In New Jersey, where the first Seeing Eye Dog School was founded, today is Seeing Eye Dog Day, a day to recognize and commemorate the contribution the Seeing Eye Dog program has made to giving "eyes" to the visually disabled.
According to a New Jersey state joint resolution, seeing eye dogs help blind persons achieve greater independence, dignity and self-confidence. These special animals are known for their intelligence, loyalty and gentle temperament.
The Seeing Eye, North America's pioneer guide dog school, was founded in 1929 by Dorothy Harrison Eustis; and it has matched over 11,000 specially bred and trained guide dogs with nearly 6,000 blind men and women in the United States, Puerto Rico and Canada.
The Seeing Eye moved to the Morristown area of New Jersey in 1931 and to its present Washington Valley campus in 1965.
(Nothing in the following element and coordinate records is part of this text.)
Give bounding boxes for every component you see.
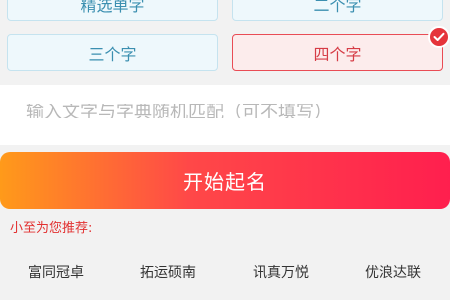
option-two-chars-label: 二个字 bbox=[313, 0, 362, 15]
option-jingxuan-danzi-label: 精选单字 bbox=[80, 0, 145, 15]
recommended-name[interactable]: 富同冠卓 bbox=[28, 262, 84, 282]
start-naming-button-label: 开始起名 bbox=[183, 170, 267, 194]
option-jingxuan-danzi[interactable]: 精选单字 bbox=[7, 0, 218, 21]
selected-check-icon bbox=[428, 26, 450, 48]
recommended-name[interactable]: 优浪达联 bbox=[365, 262, 421, 282]
option-three-chars[interactable]: 三个字 bbox=[7, 34, 218, 71]
text-input-field[interactable]: 输入文字与字典随机匹配（可不填写） bbox=[26, 104, 426, 118]
recommended-name[interactable]: 讯真万悦 bbox=[253, 262, 309, 282]
text-input-placeholder: 输入文字与字典随机匹配（可不填写） bbox=[26, 104, 332, 118]
recommended-name[interactable]: 拓运硕南 bbox=[140, 262, 196, 282]
option-three-chars-label: 三个字 bbox=[88, 44, 137, 64]
recommend-label: 小至为您推荐: bbox=[10, 221, 93, 236]
option-four-chars-label: 四个字 bbox=[313, 44, 362, 64]
start-naming-button[interactable]: 开始起名 bbox=[0, 152, 450, 209]
option-four-chars[interactable]: 四个字 bbox=[232, 34, 443, 71]
option-two-chars[interactable]: 二个字 bbox=[232, 0, 443, 21]
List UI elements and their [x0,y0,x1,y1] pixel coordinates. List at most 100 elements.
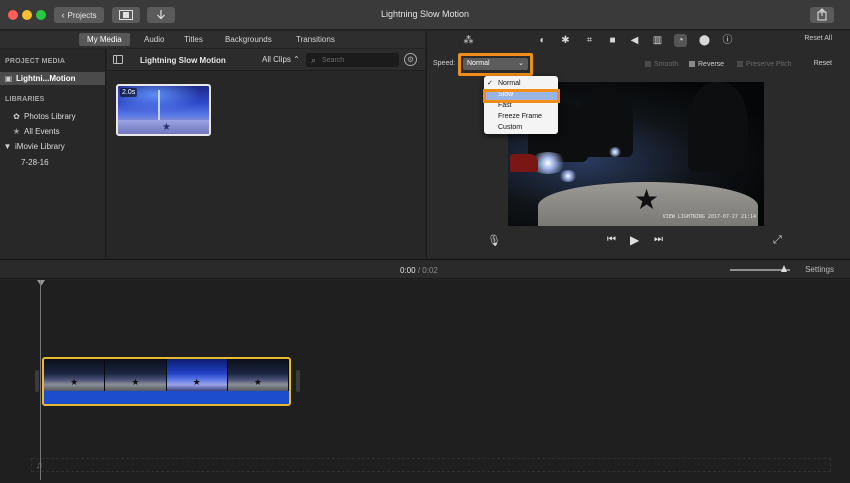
video-car [510,154,538,172]
film-icon: ▣ [4,74,13,83]
smooth-checkbox[interactable]: Smooth [645,61,678,68]
sidebar-item-event-7-28-16[interactable]: 7-28-16 [0,156,105,169]
clip-audio-waveform [44,391,289,404]
music-track[interactable] [31,458,831,472]
tab-my-media[interactable]: My Media [79,33,130,46]
clip-frame [105,359,167,391]
video-star-emblem: ★ [634,184,660,215]
slow-highlight-box [483,89,560,103]
play-icon[interactable]: ▶ [630,233,639,247]
star-icon: ✭ [13,127,20,136]
skip-forward-icon[interactable]: ⏭ [654,234,663,245]
sidebar-toggle-icon[interactable] [113,55,123,64]
timecode: 0:00 / 0:02 [400,266,438,275]
tab-titles[interactable]: Titles [176,33,211,46]
video-light-flare [558,170,578,182]
clip-filmstrip [44,359,289,391]
tab-backgrounds[interactable]: Backgrounds [217,33,280,46]
clip-trim-handle-left[interactable] [35,370,39,392]
smooth-label: Smooth [654,61,679,68]
clip-trim-handle-right[interactable] [296,370,300,392]
tab-audio[interactable]: Audio [136,33,172,46]
menu-item-label: Normal [498,80,521,87]
total-time: 0:02 [422,266,438,275]
timeline-clip[interactable] [42,357,291,406]
video-tree [578,87,633,157]
checkbox-icon [737,61,743,67]
skip-back-icon[interactable]: ⏮ [607,234,616,245]
chevron-down-icon: ⌄ [518,60,524,67]
speed-dropdown-menu: ✓ Normal Slow Fast Freeze Frame Custom [484,76,558,134]
video-timestamp: VIEW LIGHTNING 2017-07-27 21:14 [662,214,756,220]
sidebar-item-all-events[interactable]: ✭ All Events [0,125,105,138]
search-icon: ⌕ [311,55,317,65]
crop-icon[interactable]: ⌗ [583,34,596,47]
checkbox-icon [645,61,651,67]
preserve-pitch-checkbox[interactable]: Preserve Pitch [737,61,792,68]
search-input[interactable] [322,54,396,66]
browser-title: Lightning Slow Motion [140,56,226,65]
video-light-flare [608,147,622,157]
search-field[interactable]: ⌕ [306,53,399,67]
equalizer-icon[interactable]: ▥ [651,34,664,47]
clip-frame [227,359,289,391]
speed-select[interactable]: Normal ⌄ [463,58,528,70]
fullscreen-icon[interactable]: ⤢ [773,234,782,247]
playhead[interactable] [40,280,41,480]
libraries-sidebar: PROJECT MEDIA ▣ Lightni...Motion LIBRARIE… [0,49,106,258]
current-time: 0:00 [400,266,416,275]
stabilization-camera-icon[interactable]: ■ [606,34,619,47]
thumbnail-star: ★ [162,122,171,133]
color-palette-icon[interactable]: ✱ [559,34,572,47]
share-button[interactable] [810,7,834,23]
libraries-header: LIBRARIES [5,96,45,103]
clip-filter-dropdown[interactable]: All Clips ⌃ [262,55,300,64]
video-tree [688,82,748,172]
updown-caret-icon: ⌃ [293,55,300,64]
checkbox-icon [689,61,695,67]
menu-item-label: Fast [498,102,512,109]
timeline[interactable]: ♫ [0,280,850,483]
sidebar-item-label: All Events [24,127,60,136]
color-balance-icon[interactable]: ◐ [536,34,549,47]
menu-item-label: Freeze Frame [498,113,542,120]
microphone-icon[interactable]: 🎙 [487,234,501,247]
playhead-marker[interactable] [37,280,45,286]
menu-item-label: Custom [498,124,523,131]
tab-transitions[interactable]: Transitions [288,33,343,46]
media-tabs: My Media Audio Titles Backgrounds Transi… [0,31,425,48]
sidebar-item-label: Lightni...Motion [16,74,76,83]
viewer-panel: ⁂ ◐ ✱ ⌗ ■ ◀ ▥ ◔ ⬤ ⓘ Reset All Speed: Nor… [426,31,850,258]
sidebar-item-photos-library[interactable]: ✿ Photos Library [0,110,105,123]
sidebar-item-imovie-library[interactable]: ▼ iMovie Library [0,140,105,153]
info-icon[interactable]: ⓘ [721,34,734,47]
sidebar-item-project[interactable]: ▣ Lightni...Motion [0,72,105,85]
magic-wand-icon[interactable]: ⁂ [462,34,475,47]
reset-button[interactable]: Reset [814,60,832,67]
sidebar-item-label: iMovie Library [15,142,65,151]
speed-label: Speed: [433,60,456,67]
menu-item-freeze-frame[interactable]: Freeze Frame [484,111,558,122]
menu-item-normal[interactable]: ✓ Normal [484,78,558,89]
reset-all-button[interactable]: Reset All [804,35,832,42]
reverse-checkbox[interactable]: Reverse [689,61,724,68]
project-media-header: PROJECT MEDIA [5,58,66,65]
share-icon [817,8,827,21]
clip-frame [44,359,106,391]
window-title: Lightning Slow Motion [380,9,470,19]
zoom-slider-knob[interactable] [781,265,787,272]
gear-icon[interactable]: ⚙ [404,53,417,66]
speed-select-value: Normal [467,60,490,67]
preserve-pitch-label: Preserve Pitch [746,61,792,68]
speed-gauge-icon[interactable]: ◔ [674,34,687,47]
media-clip-thumbnail[interactable]: ★ 2.0s [116,84,211,136]
thumbnail-lightning [158,90,160,120]
clip-filter-icon[interactable]: ⬤ [698,34,711,47]
timeline-header: 0:00 / 0:02 Settings [0,259,850,279]
disclosure-triangle-icon[interactable]: ▼ [3,140,12,153]
sidebar-item-label: Photos Library [24,112,76,121]
timeline-settings-button[interactable]: Settings [805,265,834,274]
volume-icon[interactable]: ◀ [628,34,641,47]
clip-duration-badge: 2.0s [120,88,138,97]
menu-item-custom[interactable]: Custom [484,122,558,133]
For those reasons, Seeing Eye Dog Day has been aside to recognize the contributions of seeing eye dogs, the Seeing Eye organization and the other organizations which help blind persons.
What we can do, of course, is recognize the rights of the visually impaired and the dogs who guide them. By law, guide dogs must be allowed into public facilities just as much as would any person guiding a visually disabled person.
Anyone who would dream of objecting to having a guide dog in a public facility should take pause and ask if a guide dog would make more or less noise than an infant or child.
Guide dogs are trained to be as well behaved and inconspicuous as possible, and often they are the only way the visually disabled can access public facilties.
For that reason, not only Seeing Eye Dog Day, but every day, we should remind ourselves the key role these intelligent animals play in giving the visually impaired independence.